Wer Liselotte I.* (77) kennenlernt, trifft auf eine gepflegte, selbstbewusste Frau, die stets einen humorvollen Spruch auf den Lippen hat. Was man ihr nicht ansieht: Seit über vier Jahren ist sie tablettenabhängig. Es ist ein Beruhigungsmittel, von dem sie nicht loskommt. Mit diesem Problem ist sie nicht alleine.

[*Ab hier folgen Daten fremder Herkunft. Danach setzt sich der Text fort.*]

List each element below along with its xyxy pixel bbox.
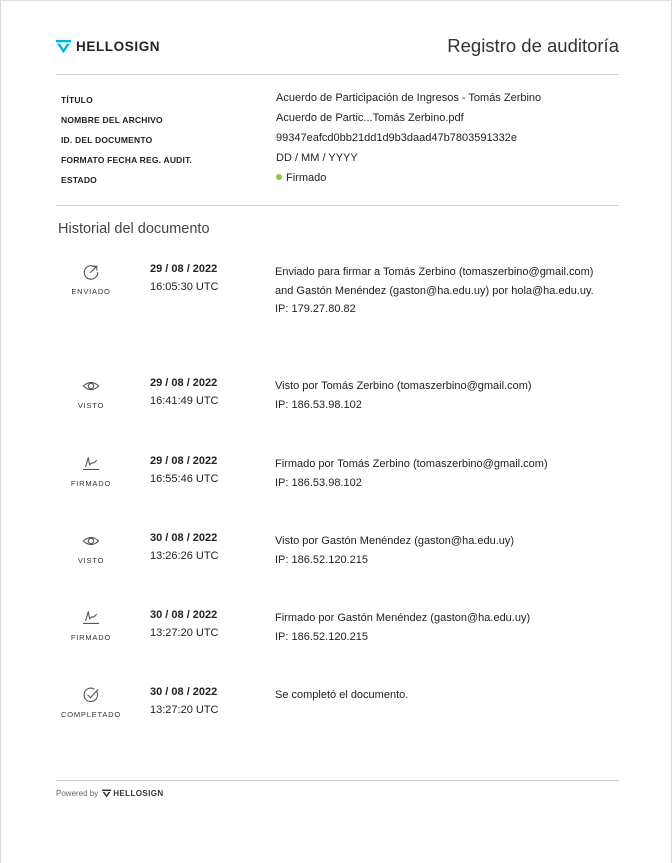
event-time: 16:05:30 UTC (150, 281, 219, 293)
status-text: Firmado (286, 172, 327, 184)
powered-by-text: Powered by (56, 789, 99, 798)
footer: Powered by HELLOSIGN (56, 789, 164, 798)
event-date: 30 / 08 / 2022 (150, 609, 218, 621)
meta-row-filename: NOMBRE DEL ARCHIVO Acuerdo de Partic...T… (61, 112, 621, 132)
status-dot-icon (276, 174, 282, 180)
meta-row-status: ESTADO Firmado (61, 172, 621, 192)
meta-row-date-format: FORMATO FECHA REG. AUDIT. DD / MM / YYYY (61, 152, 621, 172)
footer-divider (56, 780, 619, 781)
event-text: Visto por Tomás Zerbino (tomaszerbino@gm… (275, 380, 532, 392)
sent-icon (83, 265, 99, 280)
meta-label: FORMATO FECHA REG. AUDIT. (61, 155, 193, 165)
event-time: 13:26:26 UTC (150, 550, 219, 562)
header-divider (56, 74, 619, 75)
event-label: FIRMADO (70, 633, 112, 642)
event-description: Se completó el documento. (275, 686, 605, 705)
signature-icon (82, 457, 100, 470)
event-date: 29 / 08 / 2022 (150, 455, 218, 467)
event-label: VISTO (77, 556, 105, 565)
meta-label: ID. DEL DOCUMENTO (61, 135, 153, 145)
event-description: Visto por Gastón Menéndez (gaston@ha.edu… (275, 532, 605, 569)
event-description: Enviado para firmar a Tomás Zerbino (tom… (275, 263, 605, 319)
event-text: Firmado por Tomás Zerbino (tomaszerbino@… (275, 458, 548, 470)
event-time: 13:27:20 UTC (150, 627, 219, 639)
event-text: Firmado por Gastón Menéndez (gaston@ha.e… (275, 612, 531, 624)
metadata-divider (56, 205, 619, 206)
hellosign-footer-logo-icon (102, 789, 112, 798)
event-description: Firmado por Tomás Zerbino (tomaszerbino@… (275, 455, 605, 492)
event-time: 16:41:49 UTC (150, 395, 219, 407)
status-value: Firmado (276, 172, 326, 184)
event-time: 16:55:46 UTC (150, 473, 219, 485)
event-ip: IP: 186.52.120.215 (275, 630, 368, 643)
event-label: COMPLETADO (61, 710, 121, 719)
logo-text: HELLOSIGN (76, 39, 161, 54)
meta-label: TÍTULO (61, 95, 93, 105)
event-date: 29 / 08 / 2022 (150, 377, 218, 389)
event-text: Enviado para firmar a Tomás Zerbino (tom… (275, 266, 594, 297)
meta-value: DD / MM / YYYY (276, 152, 358, 164)
meta-value: Acuerdo de Participación de Ingresos - T… (276, 92, 542, 104)
meta-label: NOMBRE DEL ARCHIVO (61, 115, 163, 125)
event-ip: IP: 186.53.98.102 (275, 398, 362, 411)
eye-icon (82, 381, 100, 391)
page: HELLOSIGN Registro de auditoría TÍTULO A… (0, 0, 672, 863)
event-ip: IP: 186.52.120.215 (275, 553, 368, 566)
event-description: Visto por Tomás Zerbino (tomaszerbino@gm… (275, 377, 605, 414)
event-date: 29 / 08 / 2022 (150, 263, 218, 275)
footer-brand: HELLOSIGN (113, 789, 164, 798)
meta-row-document-id: ID. DEL DOCUMENTO 99347eafcd0bb21dd1d9b3… (61, 132, 621, 152)
event-date: 30 / 08 / 2022 (150, 532, 218, 544)
event-text: Se completó el documento. (275, 689, 409, 701)
meta-row-title: TÍTULO Acuerdo de Participación de Ingre… (61, 92, 621, 112)
event-label: FIRMADO (70, 479, 112, 488)
event-ip: IP: 179.27.80.82 (275, 303, 356, 316)
meta-label: ESTADO (61, 175, 97, 185)
eye-icon (82, 536, 100, 546)
check-circle-icon (83, 687, 99, 703)
hellosign-logo: HELLOSIGN (56, 39, 160, 54)
meta-value: 99347eafcd0bb21dd1d9b3daad47b7803591332e (276, 132, 518, 144)
signature-icon (82, 611, 100, 624)
event-date: 30 / 08 / 2022 (150, 686, 218, 698)
event-description: Firmado por Gastón Menéndez (gaston@ha.e… (275, 609, 605, 646)
event-text: Visto por Gastón Menéndez (gaston@ha.edu… (275, 535, 515, 547)
event-label: VISTO (77, 401, 105, 410)
hellosign-logo-icon (56, 39, 71, 54)
history-title: Historial del documento (58, 221, 210, 237)
event-label: ENVIADO (71, 287, 111, 296)
report-title: Registro de auditoría (447, 35, 619, 56)
event-ip: IP: 186.53.98.102 (275, 476, 362, 489)
event-time: 13:27:20 UTC (150, 704, 219, 716)
meta-value: Acuerdo de Partic...Tomás Zerbino.pdf (276, 112, 464, 124)
header: HELLOSIGN Registro de auditoría (56, 35, 619, 63)
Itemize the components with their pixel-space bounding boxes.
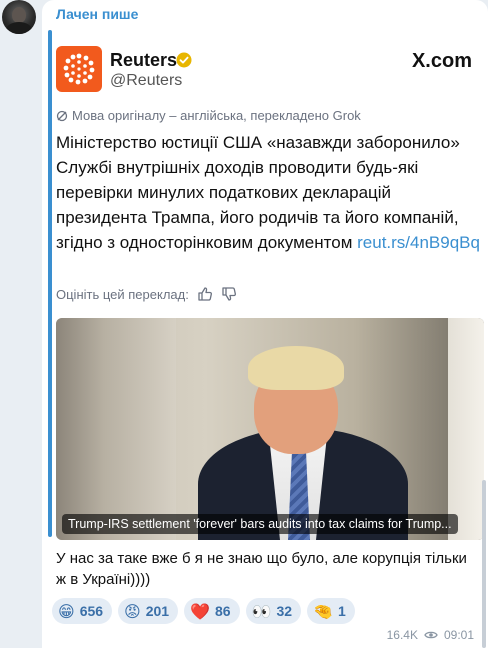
platform-label: X.com — [411, 50, 472, 72]
reactions-bar: 😁 656 😡 201 ❤️ 86 👀 32 🤏 1 — [52, 598, 355, 624]
translation-note-text: Мова оригіналу – англійська, перекладено… — [72, 108, 361, 123]
translation-note: Мова оригіналу – англійська, перекладено… — [56, 108, 361, 123]
avatar-body — [6, 22, 32, 34]
photo-caption: Trump-IRS settlement 'forever' bars audi… — [62, 514, 458, 534]
message-meta: 16.4K 09:01 — [387, 628, 474, 642]
reaction-count: 86 — [215, 603, 231, 619]
tweet-link[interactable]: reut.rs/4nB9qBq — [357, 233, 480, 252]
angry-emoji-icon: 😡 — [124, 601, 141, 621]
sender-avatar[interactable] — [2, 0, 36, 34]
photo-background-right — [448, 318, 484, 540]
grok-icon — [56, 110, 68, 121]
reaction-pinch[interactable]: 🤏 1 — [307, 598, 355, 624]
reaction-count: 1 — [338, 603, 346, 619]
link-preview-bar — [48, 30, 52, 537]
thumbs-up-icon[interactable] — [197, 286, 213, 302]
account-handle: @Reuters — [110, 72, 183, 89]
reaction-angry[interactable]: 😡 201 — [118, 598, 179, 624]
preview-photo[interactable]: Trump-IRS settlement 'forever' bars audi… — [56, 318, 484, 540]
message-time: 09:01 — [443, 628, 474, 642]
reaction-eyes[interactable]: 👀 32 — [245, 598, 302, 624]
scrollbar[interactable] — [482, 480, 486, 648]
sender-name[interactable]: Лачен пише — [56, 6, 138, 22]
rate-label: Оцініть цей переклад: — [56, 286, 189, 302]
thumbs-down-icon[interactable] — [221, 286, 237, 302]
eyes-emoji-icon: 👀 — [251, 601, 272, 621]
grin-emoji-icon: 😁 — [58, 601, 75, 621]
photo-background-left — [56, 318, 176, 540]
pinch-emoji-icon: 🤏 — [313, 601, 334, 621]
reuters-logo-icon — [56, 46, 102, 92]
account-name: Reuters — [110, 50, 178, 70]
rate-translation-row: Оцініть цей переклад: — [56, 286, 237, 302]
message-text: У нас за таке вже б я не знаю що було, а… — [56, 550, 467, 588]
verified-badge-icon — [176, 52, 192, 68]
photo-figure-hair — [248, 346, 344, 390]
reaction-grin[interactable]: 😁 656 — [52, 598, 113, 624]
tweet-text: Міністерство юстиції США «назавжди забор… — [56, 130, 484, 255]
eye-icon — [424, 631, 438, 639]
reaction-count: 201 — [145, 603, 170, 619]
avatar-face — [12, 7, 26, 23]
heart-emoji-icon: ❤️ — [190, 601, 211, 621]
reaction-count: 656 — [79, 603, 104, 619]
views-count: 16.4K — [386, 628, 418, 642]
message-bubble: Лачен пише Reuters @Reuters X.com Мова о… — [42, 0, 488, 648]
reaction-heart[interactable]: ❤️ 86 — [184, 598, 240, 624]
reaction-count: 32 — [276, 603, 293, 619]
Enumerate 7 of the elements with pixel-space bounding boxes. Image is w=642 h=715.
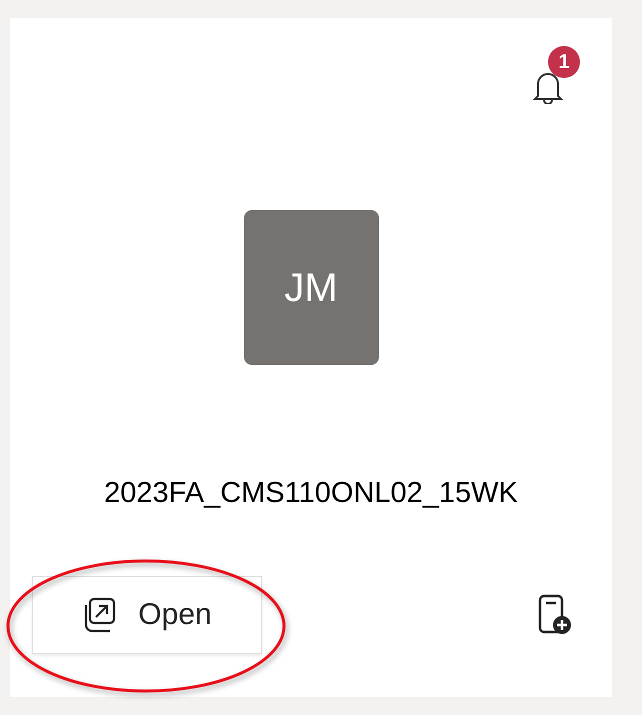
notification-badge: 1 — [548, 46, 580, 78]
team-name: 2023FA_CMS110ONL02_15WK — [103, 476, 519, 511]
open-external-icon — [82, 596, 116, 632]
avatar-initials: JM — [244, 210, 378, 365]
open-button[interactable]: Open — [32, 576, 262, 654]
bell-icon[interactable] — [532, 70, 564, 104]
phone-add-icon[interactable] — [538, 594, 572, 636]
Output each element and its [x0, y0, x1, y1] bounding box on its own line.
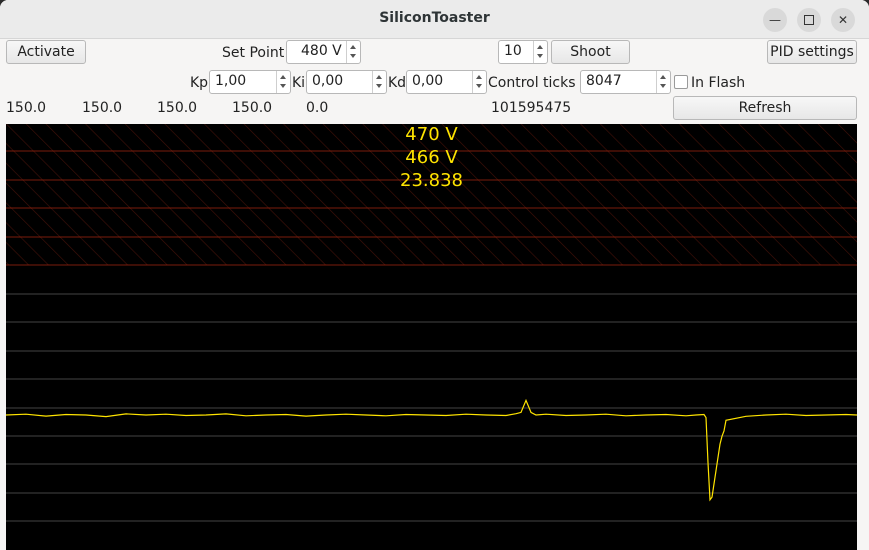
spin-up-icon [350, 45, 356, 49]
control-ticks-spinbox[interactable]: 8047 [580, 70, 671, 94]
spin-down-icon [280, 84, 286, 88]
readout-line-3: 23.838 [400, 170, 463, 191]
ki-value: 0,00 [312, 73, 344, 89]
kd-label: Kd [388, 75, 407, 91]
ki-spinbox[interactable]: 0,00 [306, 70, 387, 94]
spin-up-icon [280, 75, 286, 79]
spin-down-icon [376, 84, 382, 88]
readout-line-2: 466 V [405, 147, 458, 168]
in-flash-label: In Flash [691, 75, 746, 91]
spin-arrows[interactable] [472, 71, 486, 93]
ki-label: Ki [292, 75, 306, 91]
app-window: SiliconToaster — ✕ Activate Set Point 48… [0, 0, 869, 550]
set-point-label: Set Point [222, 45, 285, 61]
spin-arrows[interactable] [533, 41, 547, 63]
kd-spinbox[interactable]: 0,00 [406, 70, 487, 94]
kp-spinbox[interactable]: 1,00 [209, 70, 291, 94]
set-point-value: 480 V [301, 43, 342, 59]
spin-up-icon [476, 75, 482, 79]
spin-up-icon [537, 45, 543, 49]
maximize-button[interactable] [797, 8, 821, 32]
kp-value: 1,00 [215, 73, 247, 89]
close-icon: ✕ [837, 13, 849, 27]
spin-down-icon [476, 84, 482, 88]
spin-down-icon [350, 54, 356, 58]
stat-value-2: 150.0 [82, 100, 123, 116]
close-button[interactable]: ✕ [831, 8, 855, 32]
maximize-icon [804, 15, 814, 25]
grid-gray [6, 293, 857, 522]
control-ticks-value: 8047 [586, 73, 622, 89]
refresh-button[interactable]: Refresh [673, 96, 857, 120]
stat-value-1: 150.0 [6, 100, 47, 116]
minimize-button[interactable]: — [763, 8, 787, 32]
spin-up-icon [376, 75, 382, 79]
spin-arrows[interactable] [276, 71, 290, 93]
window-title: SiliconToaster [379, 10, 490, 26]
stat-value-4: 150.0 [232, 100, 273, 116]
title-bar[interactable]: SiliconToaster — ✕ [0, 0, 869, 39]
spin-arrows[interactable] [656, 71, 670, 93]
kp-label: Kp [190, 75, 209, 91]
trace-line [6, 398, 857, 502]
spin-down-icon [537, 54, 543, 58]
readout-line-1: 470 V [405, 124, 458, 145]
spin-down-icon [660, 84, 666, 88]
spin-up-icon [660, 75, 666, 79]
control-ticks-label: Control ticks [488, 75, 576, 91]
minimize-icon: — [769, 13, 781, 27]
spin-arrows[interactable] [346, 41, 360, 63]
shots-value: 10 [504, 43, 522, 59]
set-point-spinbox[interactable]: 480 V [286, 40, 361, 64]
activate-button[interactable]: Activate [6, 40, 86, 64]
shoot-button[interactable]: Shoot [551, 40, 630, 64]
pid-settings-button[interactable]: PID settings [767, 40, 857, 64]
kd-value: 0,00 [412, 73, 444, 89]
spin-arrows[interactable] [372, 71, 386, 93]
in-flash-checkbox[interactable] [674, 75, 688, 89]
shots-spinbox[interactable]: 10 [498, 40, 548, 64]
stat-value-5: 0.0 [306, 100, 329, 116]
plot-area[interactable]: 470 V 466 V 23.838 [6, 124, 857, 550]
counter-value: 101595475 [491, 100, 572, 116]
stat-value-3: 150.0 [157, 100, 198, 116]
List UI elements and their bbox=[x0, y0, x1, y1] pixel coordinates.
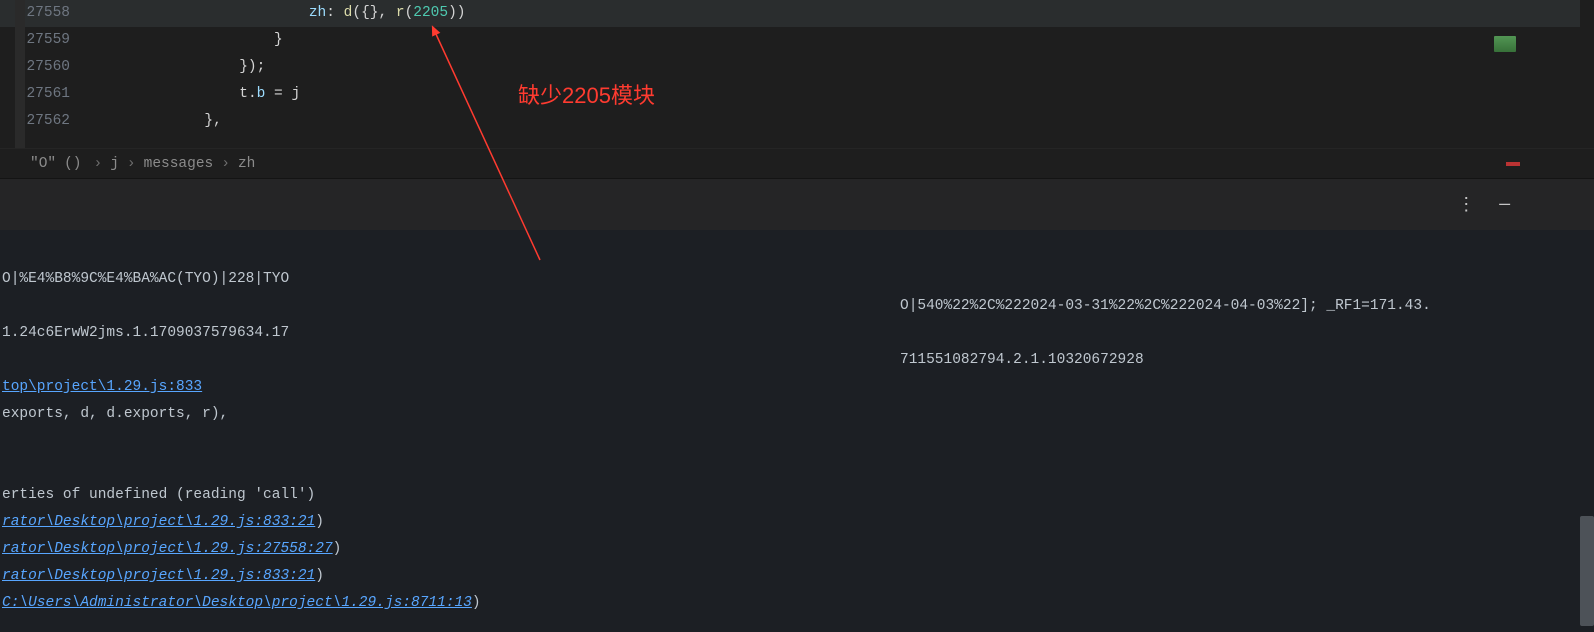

Elf Prozent aller über 70-jährigen Frauen nehmen fast täglich ein Schlaf- oder Beruhigungsmittel. So hoch ist die Zahl bei keiner anderen Bevölkerungsgruppe. Der Zugang zu den Medikamenten erfolgt praktisch immer über den Arzt: «Als kurzfristig wirksame Beruhigungsmittel werden diese Medikamente oft verschrieben und sind zu diesem Zweck auch wichtig», erklärt Thilo Beck, Chefarzt für Psychiatrie beim Zentrum für Suchtmedizin Arud. Nimmt man Benzodiazepine, wie die Schlaf- und Beruhigungsmittel genannt werden, über längere Zeit, machen sie aber abhängig.

Tag und Nacht im Stress

Bei Liselotte I. beginnt der Tablettenkonsum, als ihr Ehemann schwer erkrankt. Sie pflegt ihn und kann vor lauter Stress monatelang keine Nacht durchschlafen. Zur Beruhigung verschreibt ihr der Artzt die Pillen. I. nimmt sie ohne Gedanken an eine Suchtgefahr. «Ich hatte gar nie Zeit, gross über meinen Medikamentenkonsum nachzudenken», erinnert sie sich im Gespräch mit BLICK.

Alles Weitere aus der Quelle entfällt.